The /team_of_agents/ directory implements "Scalable Agency" through a series of hyper-specialized pools:
- Orchestrator: The AgentOps manager responsible for task routing and MAS state.
- Ops (Telemetry & Triage): Monitors P99 tail latency via eBPF (Cilium/Hubble), manages GPU fractioning (
ops_resource_optimizer), and handles thermal/DVFS scaling (ops_power_monitor). - Dev (The Builders):
/dev_cpp_dataplane/: SPDK and io_uring high-performance implementations./dev_rust_kernel/: eBPF and XRP (eXpress Resubmission Path) hooks./dev_go_controlplane/: Kubernetes and FaaS orchestration logic./dev_bare_metal/: RISC-V Assembly and hardware-software co-design.
- Eval & Deployment: Agents that sandbox, benchmark, and safely hot-swap compiled C++/CUDA/Triton kernels into the live data plane.
TensorPlane leverages the Rust (usrbio crate) and C++ for lock-free Submission/Completion Queues (SQ/CQ).

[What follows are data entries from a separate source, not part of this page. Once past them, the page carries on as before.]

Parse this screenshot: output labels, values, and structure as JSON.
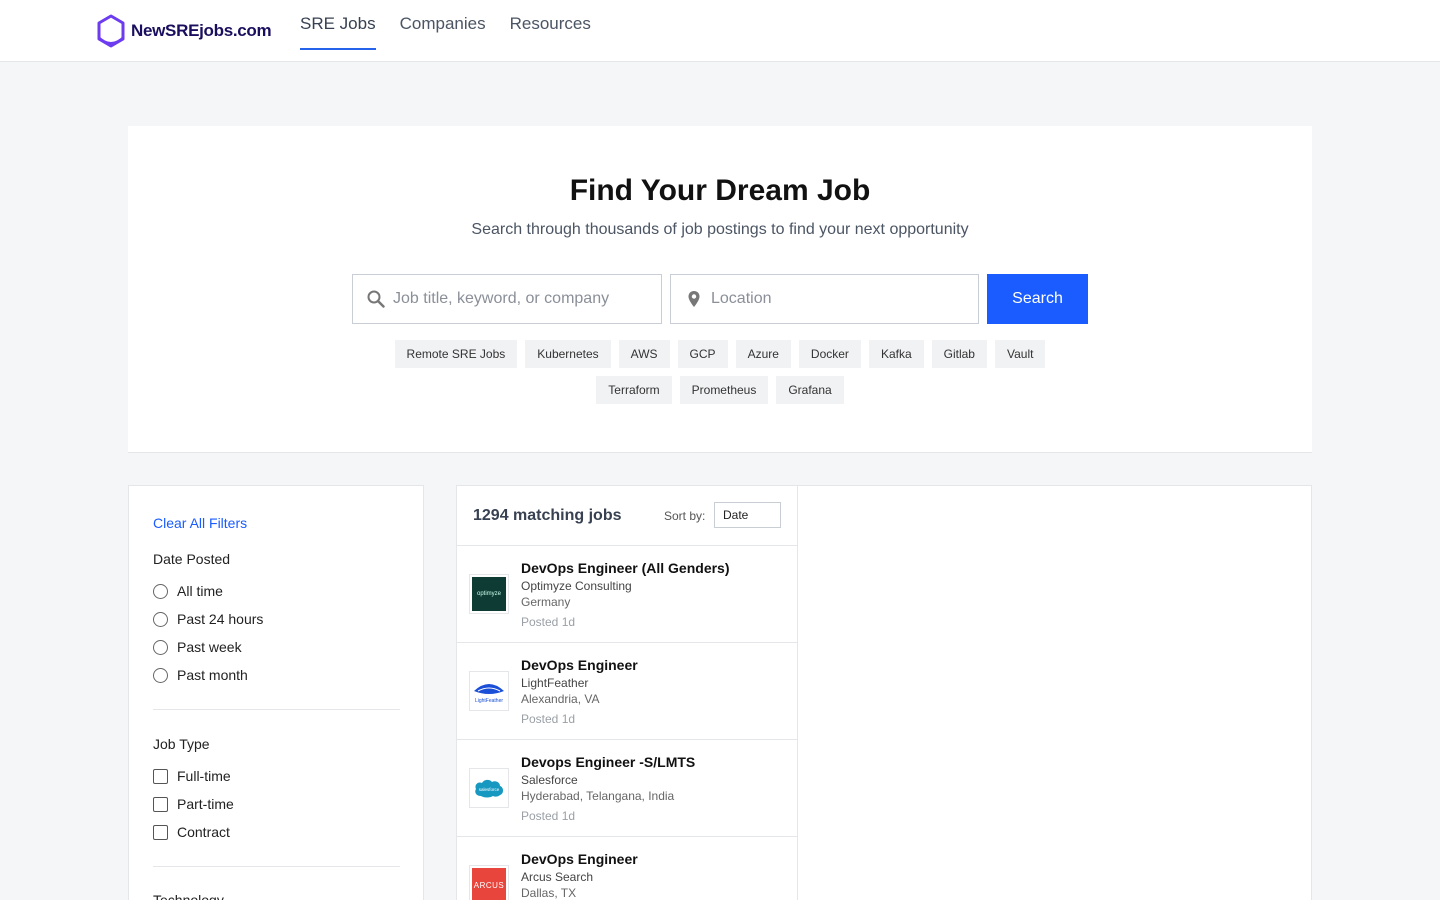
{
  "brand": {
    "name": "NewSREjobs.com",
    "accent": "#1a5cff",
    "logo_color": "#6d3cf0"
  },
  "nav": [
    {
      "label": "SRE Jobs",
      "active": true
    },
    {
      "label": "Companies",
      "active": false
    },
    {
      "label": "Resources",
      "active": false
    }
  ],
  "hero": {
    "title": "Find Your Dream Job",
    "subtitle": "Search through thousands of job postings to find your next opportunity",
    "keyword_placeholder": "Job title, keyword, or company",
    "location_placeholder": "Location",
    "search_label": "Search",
    "tags": [
      "Remote SRE Jobs",
      "Kubernetes",
      "AWS",
      "GCP",
      "Azure",
      "Docker",
      "Kafka",
      "Gitlab",
      "Vault",
      "Terraform",
      "Prometheus",
      "Grafana"
    ]
  },
  "filters": {
    "clear_label": "Clear All Filters",
    "date_posted": {
      "title": "Date Posted",
      "options": [
        "All time",
        "Past 24 hours",
        "Past week",
        "Past month"
      ]
    },
    "job_type": {
      "title": "Job Type",
      "options": [
        "Full-time",
        "Part-time",
        "Contract"
      ]
    },
    "technology": {
      "title": "Technology"
    }
  },
  "results": {
    "count_label": "1294 matching jobs",
    "sort_label": "Sort by:",
    "sort_value": "Date",
    "jobs": [
      {
        "title": "DevOps Engineer (All Genders)",
        "company": "Optimyze Consulting",
        "location": "Germany",
        "posted": "Posted 1d",
        "logo": "optimyze-logo"
      },
      {
        "title": "DevOps Engineer",
        "company": "LightFeather",
        "location": "Alexandria, VA",
        "posted": "Posted 1d",
        "logo": "lightfeather-logo"
      },
      {
        "title": "Devops Engineer -S/LMTS",
        "company": "Salesforce",
        "location": "Hyderabad, Telangana, India",
        "posted": "Posted 1d",
        "logo": "salesforce-logo"
      },
      {
        "title": "DevOps Engineer",
        "company": "Arcus Search",
        "location": "Dallas, TX",
        "posted": "",
        "logo": "arcus-logo"
      }
    ]
  }
}
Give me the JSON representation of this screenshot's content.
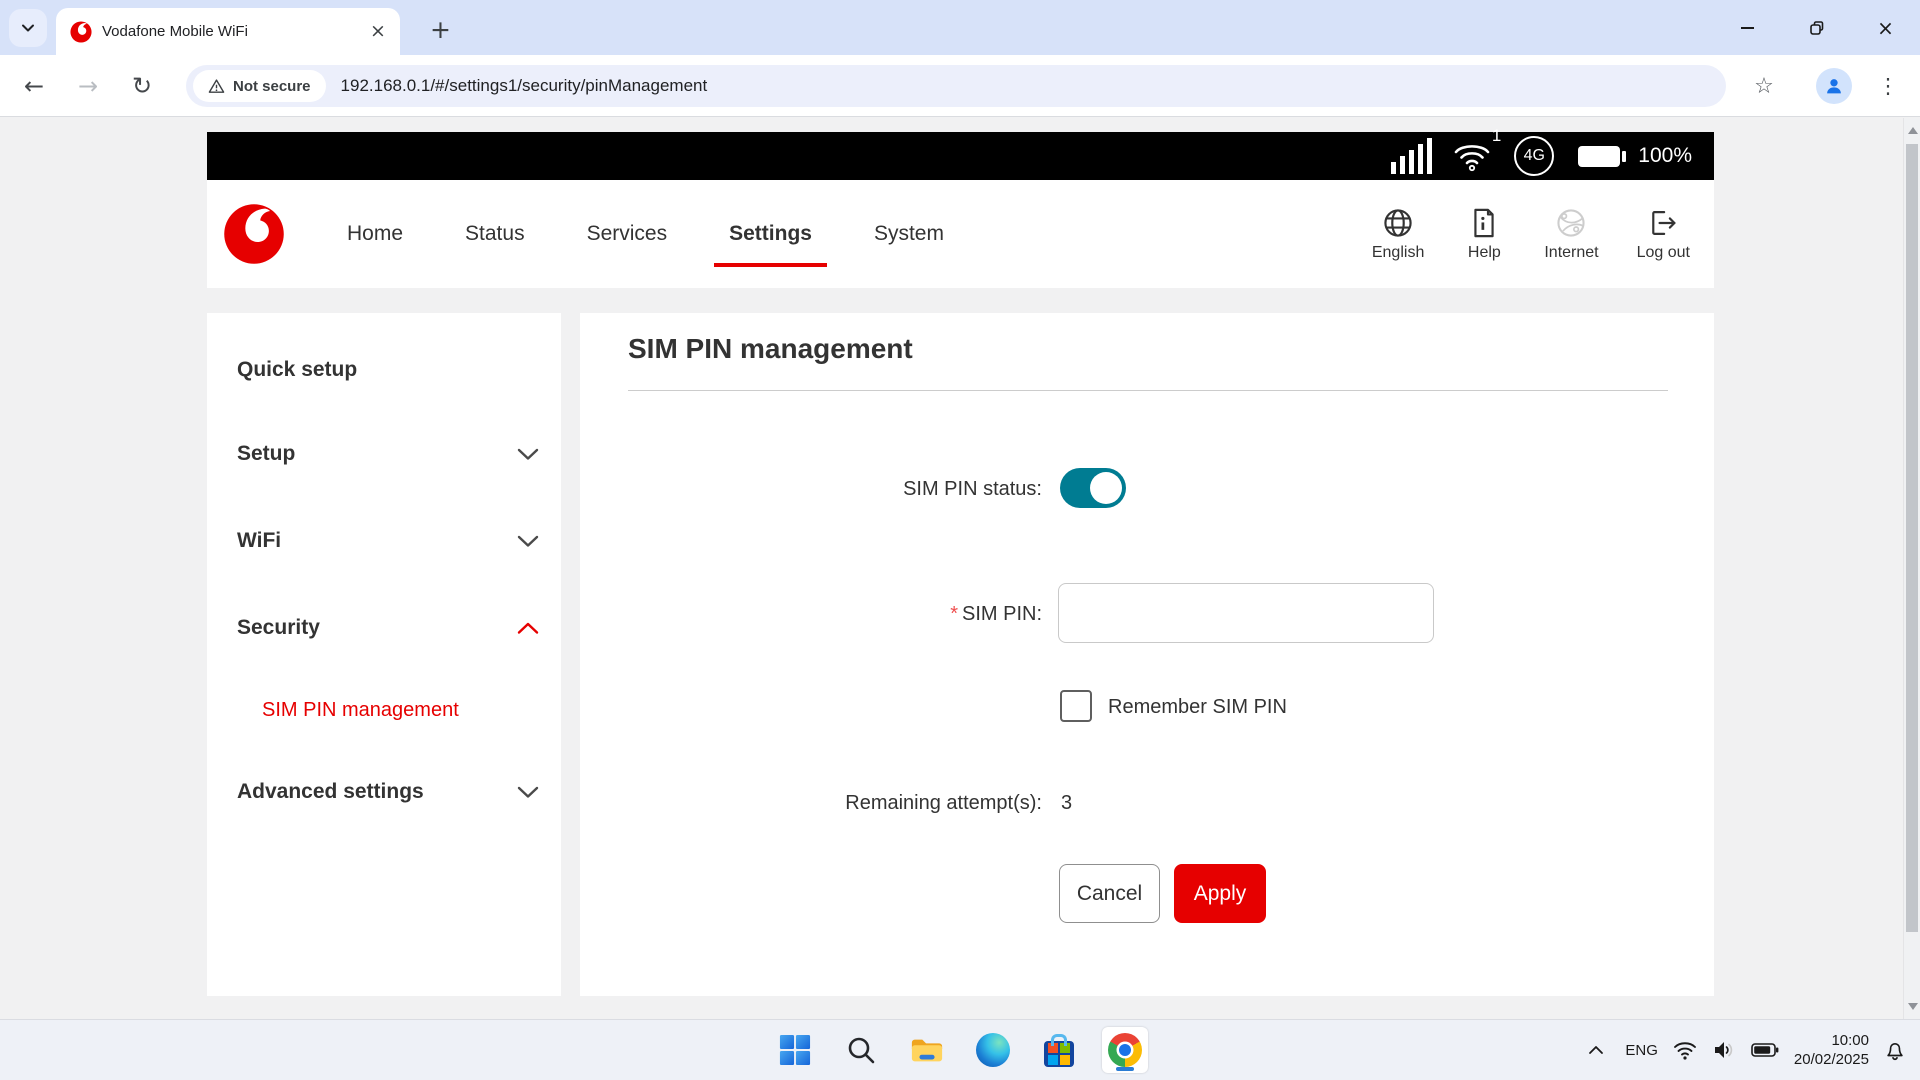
{
  "browser": {
    "tab_title": "Vodafone Mobile WiFi",
    "url": "192.168.0.1/#/settings1/security/pinManagement",
    "security_chip": "Not secure",
    "glyphs": {
      "back": "←",
      "forward": "→",
      "reload": "↻",
      "star": "☆",
      "menu": "⋮",
      "close": "×",
      "new_tab": "+"
    }
  },
  "device_bar": {
    "wifi_clients": "1",
    "network": "4G",
    "battery": "100%"
  },
  "site": {
    "brand": "Vodafone",
    "nav": [
      {
        "label": "Home"
      },
      {
        "label": "Status"
      },
      {
        "label": "Services"
      },
      {
        "label": "Settings",
        "active": true
      },
      {
        "label": "System"
      }
    ],
    "actions": [
      {
        "label": "English",
        "icon": "globe-icon"
      },
      {
        "label": "Help",
        "icon": "document-info-icon"
      },
      {
        "label": "Internet",
        "icon": "network-globe-icon",
        "disabled": true
      },
      {
        "label": "Log out",
        "icon": "logout-icon"
      }
    ]
  },
  "sidebar": {
    "items": [
      {
        "label": "Quick setup"
      },
      {
        "label": "Setup",
        "chevron": "down"
      },
      {
        "label": "WiFi",
        "chevron": "down"
      },
      {
        "label": "Security",
        "chevron": "up",
        "expanded": true
      },
      {
        "label": "SIM PIN management",
        "child": true,
        "active": true
      },
      {
        "label": "Advanced settings",
        "chevron": "down"
      }
    ]
  },
  "main": {
    "title": "SIM PIN management",
    "status_label": "SIM PIN status:",
    "status_on": true,
    "required_mark": "*",
    "pin_label": "SIM PIN:",
    "pin_value": "",
    "remember_label": "Remember SIM PIN",
    "remember_checked": false,
    "attempts_label": "Remaining attempt(s):",
    "attempts_value": "3",
    "cancel_label": "Cancel",
    "apply_label": "Apply"
  },
  "taskbar": {
    "language": "ENG",
    "time": "10:00",
    "date": "20/02/2025"
  },
  "colors": {
    "brand_red": "#e60000",
    "toggle_teal": "#007c92"
  }
}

By bypassing the kernel via SPDK and utilizing eBPF XRP hooks, the system achieves near-theoretical hardware performance.
Targeting the RISC-V "Snitch" pseudo dual-issue processor, the foundry utilizes Stream Semantic Registers (SSR) to elide load/store instructions. Performance is further tuned via the Zawrs (Wait-on-Reservation-Set) and Zihintntl (Non-Temporal Locality) extensions for energy-efficient polling.
A distributed FaaS (Serverless Lambda) deployment of MCP servers managed by Go, providing a scalable gateway for agentic orchestration.
The /provision/ directory ensures the Foundry is fully reproducible across hyperscale environments:
/provision/
├── ai_common/ # Foundational GPU dependencies (CUDA 12.x / ROCm 7).
├── ai_inference/ # vLLM/SGLang engines with PagedAttention.
├── ai_training/ # Distributed Ray clusters for multi-node LLM training.
├── dev_control/ # Go toolchain and eBPF kernel headers for observability.
└── dev_data/ # AWS Graviton (ARM64) setup with 2MB hugepages and LSE atomics.
TensorPlane incorporates paradigms from: * DeepSeek 3FS: For RDMA and zero-copy NVMe separation logic. * Intel DAOS: For transparent POSIX interception models. * MemPool/Snitch: For RISC-V tightly-coupled memory and SSR architectures.